Based on the above arguments, we infer that a successful run like \(\rho \) exists on input w if and only if there are \(a,b,c\in S\) such that \(a+b=c\). To conclude the proof, we observe that if an algorithm could decide whether \({\mathcal {A}}\) accepts w in time \({\mathcal {O}}(n^{2-\delta })\) for any \(\delta >0\), then by combining this algorithm with the presented construction, one could solve 3SUM in time \({\mathcal {O}}(n^{2-\delta })\). This would contradict the 3SUM Conjecture. \(\square \)

Now, Theorem 2, which we restate below for convenience, follows almost directly from the previous lemma.

Theorem 2  If the 3SUM Conjecture holds, then there is a two-clock timed automaton \({\mathcal {A}}\) with additive constraints such that there is no data structure that, when initialized on \({\mathcal {A}}\), supports dynamic acceptance in time \({\mathcal {O}}(n^{1-\delta })\) for any \(\delta >0\), where n is the length of the consumed stream prefix.

Proof

Consider the timed automaton \({\mathcal {A}}\) provided by Lemma 4. If a data structure as in the statement of the theorem existed, then using this data structure one could decide in strongly sub-quadratic time whether any input timed word w is accepted by \({\mathcal {A}}\), by simply applying the sequence of \(\mathtt {read}_{}{(\cdot )}\) operations corresponding to w, followed by the query \({\mathtt {accepted}}\). \(\square \)

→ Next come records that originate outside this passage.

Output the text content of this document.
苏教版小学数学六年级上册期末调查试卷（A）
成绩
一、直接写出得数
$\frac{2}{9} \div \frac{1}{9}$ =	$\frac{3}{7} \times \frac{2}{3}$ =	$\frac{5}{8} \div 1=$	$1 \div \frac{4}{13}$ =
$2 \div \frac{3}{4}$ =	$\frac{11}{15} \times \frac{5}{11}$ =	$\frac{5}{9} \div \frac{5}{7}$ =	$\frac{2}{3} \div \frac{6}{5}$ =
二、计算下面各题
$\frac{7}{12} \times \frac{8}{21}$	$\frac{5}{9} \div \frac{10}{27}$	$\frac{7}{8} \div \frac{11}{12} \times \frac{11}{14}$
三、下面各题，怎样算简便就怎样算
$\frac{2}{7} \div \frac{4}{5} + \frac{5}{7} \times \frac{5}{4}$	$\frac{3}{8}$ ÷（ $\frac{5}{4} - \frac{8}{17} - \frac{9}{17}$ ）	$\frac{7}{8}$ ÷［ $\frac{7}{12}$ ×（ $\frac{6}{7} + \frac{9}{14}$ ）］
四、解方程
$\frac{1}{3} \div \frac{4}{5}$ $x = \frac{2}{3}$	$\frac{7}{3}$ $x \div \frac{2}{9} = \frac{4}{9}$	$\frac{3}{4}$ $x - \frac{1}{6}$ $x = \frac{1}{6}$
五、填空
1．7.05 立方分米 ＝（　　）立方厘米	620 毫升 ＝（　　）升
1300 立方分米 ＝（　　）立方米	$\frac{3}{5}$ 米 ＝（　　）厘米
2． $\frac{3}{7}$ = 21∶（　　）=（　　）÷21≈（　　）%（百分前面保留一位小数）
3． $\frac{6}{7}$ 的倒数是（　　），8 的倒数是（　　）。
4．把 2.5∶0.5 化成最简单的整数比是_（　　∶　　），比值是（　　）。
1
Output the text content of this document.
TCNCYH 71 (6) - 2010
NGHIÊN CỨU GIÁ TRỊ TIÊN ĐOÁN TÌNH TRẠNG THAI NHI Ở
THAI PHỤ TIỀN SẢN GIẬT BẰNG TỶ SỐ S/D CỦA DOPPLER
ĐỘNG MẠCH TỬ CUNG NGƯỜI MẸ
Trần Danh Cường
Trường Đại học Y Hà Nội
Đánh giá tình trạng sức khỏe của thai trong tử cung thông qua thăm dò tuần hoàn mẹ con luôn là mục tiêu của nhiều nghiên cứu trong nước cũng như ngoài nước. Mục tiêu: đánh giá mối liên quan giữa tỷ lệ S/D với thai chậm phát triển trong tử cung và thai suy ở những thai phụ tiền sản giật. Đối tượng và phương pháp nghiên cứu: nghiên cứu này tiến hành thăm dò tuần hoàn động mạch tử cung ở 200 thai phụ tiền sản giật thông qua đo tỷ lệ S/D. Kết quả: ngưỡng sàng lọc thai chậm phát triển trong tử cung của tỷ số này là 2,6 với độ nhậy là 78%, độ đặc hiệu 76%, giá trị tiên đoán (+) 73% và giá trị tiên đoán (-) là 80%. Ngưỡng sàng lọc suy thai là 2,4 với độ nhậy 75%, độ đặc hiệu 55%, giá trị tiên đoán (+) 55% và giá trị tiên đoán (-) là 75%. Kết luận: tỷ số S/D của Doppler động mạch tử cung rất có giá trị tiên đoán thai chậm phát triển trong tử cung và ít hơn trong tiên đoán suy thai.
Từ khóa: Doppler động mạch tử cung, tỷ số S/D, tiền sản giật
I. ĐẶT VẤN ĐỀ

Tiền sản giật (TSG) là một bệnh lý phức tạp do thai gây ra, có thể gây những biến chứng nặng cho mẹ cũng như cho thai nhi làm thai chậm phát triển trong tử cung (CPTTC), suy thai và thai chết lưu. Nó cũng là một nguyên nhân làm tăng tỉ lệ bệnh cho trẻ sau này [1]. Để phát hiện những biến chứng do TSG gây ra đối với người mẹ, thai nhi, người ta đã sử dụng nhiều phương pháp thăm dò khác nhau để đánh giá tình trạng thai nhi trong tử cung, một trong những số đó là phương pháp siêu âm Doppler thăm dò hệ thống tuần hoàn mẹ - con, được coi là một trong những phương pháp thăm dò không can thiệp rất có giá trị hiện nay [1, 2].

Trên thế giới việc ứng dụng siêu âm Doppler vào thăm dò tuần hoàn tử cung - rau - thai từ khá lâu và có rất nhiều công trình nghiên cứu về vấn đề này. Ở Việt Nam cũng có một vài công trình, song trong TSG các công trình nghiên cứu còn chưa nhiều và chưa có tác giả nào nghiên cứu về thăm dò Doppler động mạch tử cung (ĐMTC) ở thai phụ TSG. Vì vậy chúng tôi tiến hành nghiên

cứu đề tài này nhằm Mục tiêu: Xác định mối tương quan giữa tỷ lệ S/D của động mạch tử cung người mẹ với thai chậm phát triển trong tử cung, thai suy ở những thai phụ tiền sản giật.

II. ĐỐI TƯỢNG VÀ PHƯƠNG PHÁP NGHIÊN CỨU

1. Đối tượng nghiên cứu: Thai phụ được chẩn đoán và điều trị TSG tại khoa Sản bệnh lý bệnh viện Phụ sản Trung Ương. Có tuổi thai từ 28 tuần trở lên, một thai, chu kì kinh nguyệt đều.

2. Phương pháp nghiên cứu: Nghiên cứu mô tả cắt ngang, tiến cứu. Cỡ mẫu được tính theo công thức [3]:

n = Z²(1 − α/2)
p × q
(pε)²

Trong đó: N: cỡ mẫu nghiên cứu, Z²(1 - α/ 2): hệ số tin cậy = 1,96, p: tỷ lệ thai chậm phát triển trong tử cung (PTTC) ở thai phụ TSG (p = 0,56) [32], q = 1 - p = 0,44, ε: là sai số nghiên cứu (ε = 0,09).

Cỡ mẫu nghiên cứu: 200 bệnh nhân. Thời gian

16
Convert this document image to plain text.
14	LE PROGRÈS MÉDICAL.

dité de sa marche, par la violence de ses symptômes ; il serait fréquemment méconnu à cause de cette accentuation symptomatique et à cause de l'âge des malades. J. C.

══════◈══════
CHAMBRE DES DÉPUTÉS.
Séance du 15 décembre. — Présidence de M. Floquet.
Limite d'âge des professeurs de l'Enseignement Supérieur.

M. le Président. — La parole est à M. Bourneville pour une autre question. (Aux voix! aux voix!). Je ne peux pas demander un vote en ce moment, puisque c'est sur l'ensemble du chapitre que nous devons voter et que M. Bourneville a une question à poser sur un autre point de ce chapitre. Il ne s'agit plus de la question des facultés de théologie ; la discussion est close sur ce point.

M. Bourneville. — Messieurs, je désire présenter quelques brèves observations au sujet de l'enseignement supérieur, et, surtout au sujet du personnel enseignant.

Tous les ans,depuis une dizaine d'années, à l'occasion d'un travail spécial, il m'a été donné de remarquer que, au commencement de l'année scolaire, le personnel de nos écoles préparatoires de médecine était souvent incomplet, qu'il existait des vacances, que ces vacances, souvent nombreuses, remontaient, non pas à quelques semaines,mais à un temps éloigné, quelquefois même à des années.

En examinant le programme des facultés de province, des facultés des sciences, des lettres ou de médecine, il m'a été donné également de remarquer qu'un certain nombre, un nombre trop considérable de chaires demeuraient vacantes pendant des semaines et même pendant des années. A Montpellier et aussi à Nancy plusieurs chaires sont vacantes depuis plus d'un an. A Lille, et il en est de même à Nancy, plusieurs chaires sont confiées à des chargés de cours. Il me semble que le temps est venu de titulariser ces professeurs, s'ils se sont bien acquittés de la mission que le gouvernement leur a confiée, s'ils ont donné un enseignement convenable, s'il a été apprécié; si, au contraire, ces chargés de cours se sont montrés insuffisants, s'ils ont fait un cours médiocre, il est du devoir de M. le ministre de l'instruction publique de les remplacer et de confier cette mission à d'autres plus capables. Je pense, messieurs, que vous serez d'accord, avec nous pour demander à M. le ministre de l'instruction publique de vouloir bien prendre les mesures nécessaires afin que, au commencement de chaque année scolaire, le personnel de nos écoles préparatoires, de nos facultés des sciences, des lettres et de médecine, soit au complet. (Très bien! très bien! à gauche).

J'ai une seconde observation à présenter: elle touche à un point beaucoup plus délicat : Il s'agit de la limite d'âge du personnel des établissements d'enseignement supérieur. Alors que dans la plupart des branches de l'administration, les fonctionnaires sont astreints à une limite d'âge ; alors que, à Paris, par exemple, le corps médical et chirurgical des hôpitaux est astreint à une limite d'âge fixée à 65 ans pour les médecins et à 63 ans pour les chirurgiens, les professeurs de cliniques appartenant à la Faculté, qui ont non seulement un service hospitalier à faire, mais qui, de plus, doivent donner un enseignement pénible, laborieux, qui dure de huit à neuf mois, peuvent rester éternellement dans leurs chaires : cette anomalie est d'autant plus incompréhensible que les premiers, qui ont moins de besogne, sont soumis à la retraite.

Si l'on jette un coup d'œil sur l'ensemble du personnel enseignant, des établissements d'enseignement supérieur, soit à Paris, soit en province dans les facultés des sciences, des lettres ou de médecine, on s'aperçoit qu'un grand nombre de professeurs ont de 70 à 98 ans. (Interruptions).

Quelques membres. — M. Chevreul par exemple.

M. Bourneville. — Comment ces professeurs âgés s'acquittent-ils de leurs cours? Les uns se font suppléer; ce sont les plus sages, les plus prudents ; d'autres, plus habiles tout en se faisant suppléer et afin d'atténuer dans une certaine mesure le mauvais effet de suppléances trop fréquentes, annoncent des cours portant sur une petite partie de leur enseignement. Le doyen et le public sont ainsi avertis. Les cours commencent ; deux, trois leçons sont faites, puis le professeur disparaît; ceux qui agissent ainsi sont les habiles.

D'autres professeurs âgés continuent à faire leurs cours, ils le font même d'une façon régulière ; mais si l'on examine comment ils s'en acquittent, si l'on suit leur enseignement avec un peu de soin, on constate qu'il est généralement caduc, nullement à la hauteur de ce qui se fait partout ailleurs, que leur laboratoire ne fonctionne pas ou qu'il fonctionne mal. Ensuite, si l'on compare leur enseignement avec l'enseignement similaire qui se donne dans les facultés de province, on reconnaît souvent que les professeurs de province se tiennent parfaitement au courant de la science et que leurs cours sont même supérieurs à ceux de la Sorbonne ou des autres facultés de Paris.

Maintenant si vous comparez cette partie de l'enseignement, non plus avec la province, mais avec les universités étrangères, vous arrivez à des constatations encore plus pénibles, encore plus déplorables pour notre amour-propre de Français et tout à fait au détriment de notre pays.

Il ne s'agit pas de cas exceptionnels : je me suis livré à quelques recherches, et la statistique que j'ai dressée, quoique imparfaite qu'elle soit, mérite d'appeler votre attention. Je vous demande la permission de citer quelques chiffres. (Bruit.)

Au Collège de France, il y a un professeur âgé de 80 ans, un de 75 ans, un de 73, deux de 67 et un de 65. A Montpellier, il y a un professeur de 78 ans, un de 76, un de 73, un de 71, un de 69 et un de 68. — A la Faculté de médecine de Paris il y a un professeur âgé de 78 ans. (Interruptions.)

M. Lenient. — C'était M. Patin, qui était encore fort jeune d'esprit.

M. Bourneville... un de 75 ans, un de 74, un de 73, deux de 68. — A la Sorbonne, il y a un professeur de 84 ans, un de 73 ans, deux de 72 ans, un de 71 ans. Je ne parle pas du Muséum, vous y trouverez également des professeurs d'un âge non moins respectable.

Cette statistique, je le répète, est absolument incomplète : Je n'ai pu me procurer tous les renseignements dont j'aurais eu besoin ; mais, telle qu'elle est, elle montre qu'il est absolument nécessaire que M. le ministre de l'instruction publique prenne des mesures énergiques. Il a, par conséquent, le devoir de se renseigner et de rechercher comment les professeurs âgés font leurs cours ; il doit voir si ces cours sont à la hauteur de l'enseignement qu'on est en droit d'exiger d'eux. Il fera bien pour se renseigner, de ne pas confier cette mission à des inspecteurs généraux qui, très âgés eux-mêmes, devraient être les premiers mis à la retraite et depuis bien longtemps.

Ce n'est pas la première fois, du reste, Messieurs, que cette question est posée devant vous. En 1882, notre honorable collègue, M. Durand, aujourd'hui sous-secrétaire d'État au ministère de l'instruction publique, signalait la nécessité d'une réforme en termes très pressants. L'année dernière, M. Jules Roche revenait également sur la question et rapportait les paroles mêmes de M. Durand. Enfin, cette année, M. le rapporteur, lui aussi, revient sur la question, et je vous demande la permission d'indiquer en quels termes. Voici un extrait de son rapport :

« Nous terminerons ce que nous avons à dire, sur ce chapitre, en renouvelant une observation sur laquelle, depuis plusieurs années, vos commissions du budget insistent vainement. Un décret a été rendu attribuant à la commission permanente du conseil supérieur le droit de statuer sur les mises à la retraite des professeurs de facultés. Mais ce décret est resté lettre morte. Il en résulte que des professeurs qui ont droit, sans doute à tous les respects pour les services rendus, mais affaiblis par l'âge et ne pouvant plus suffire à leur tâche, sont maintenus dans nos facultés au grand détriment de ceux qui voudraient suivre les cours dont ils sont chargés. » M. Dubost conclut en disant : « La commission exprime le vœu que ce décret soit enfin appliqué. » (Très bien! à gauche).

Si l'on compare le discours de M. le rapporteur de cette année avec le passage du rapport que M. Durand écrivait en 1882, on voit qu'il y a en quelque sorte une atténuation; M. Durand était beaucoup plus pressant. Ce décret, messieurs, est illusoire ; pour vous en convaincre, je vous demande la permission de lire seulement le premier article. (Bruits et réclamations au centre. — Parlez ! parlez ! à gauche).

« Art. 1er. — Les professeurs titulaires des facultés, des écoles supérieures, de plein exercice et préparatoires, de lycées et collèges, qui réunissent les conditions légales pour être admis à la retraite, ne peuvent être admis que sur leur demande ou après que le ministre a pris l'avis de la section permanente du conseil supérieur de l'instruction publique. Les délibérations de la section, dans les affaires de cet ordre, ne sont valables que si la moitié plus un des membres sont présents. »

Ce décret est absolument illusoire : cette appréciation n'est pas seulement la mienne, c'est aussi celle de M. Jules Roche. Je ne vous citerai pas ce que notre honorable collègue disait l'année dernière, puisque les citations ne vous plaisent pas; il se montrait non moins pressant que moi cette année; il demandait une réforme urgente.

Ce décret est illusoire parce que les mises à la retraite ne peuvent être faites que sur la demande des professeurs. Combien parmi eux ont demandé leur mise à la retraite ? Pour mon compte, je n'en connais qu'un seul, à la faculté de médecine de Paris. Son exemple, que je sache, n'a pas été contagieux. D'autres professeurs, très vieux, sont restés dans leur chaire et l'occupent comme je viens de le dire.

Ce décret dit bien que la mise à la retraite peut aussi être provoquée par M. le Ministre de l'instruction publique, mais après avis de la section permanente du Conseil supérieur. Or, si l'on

6 Concluding Remarks and Future Work

In this work we studied the dynamic acceptance problem for timed automata processing data streams. We designed a suitable data structure for one-clock timed automata, where the amortized update time depends only on the size of the automaton. We leave as an open question whether this result can be generalised to the case of multiple clocks.

More generally speaking, it seems that our work identifies dynamic variants of classic automata problems as a potential area of interest for the paradigm of parametrised dynamic data structures. More precisely, if the automaton model in question allows for the device to potentially be in an unbounded number of configurations, then the dynamic maintenance of this set of configurations is a computationally challenging problem, as show-cased in this paper. There are multiple models of devices where similar questions can be asked. Examples include counter automata, register automata, weighted automata, or pushdown automata.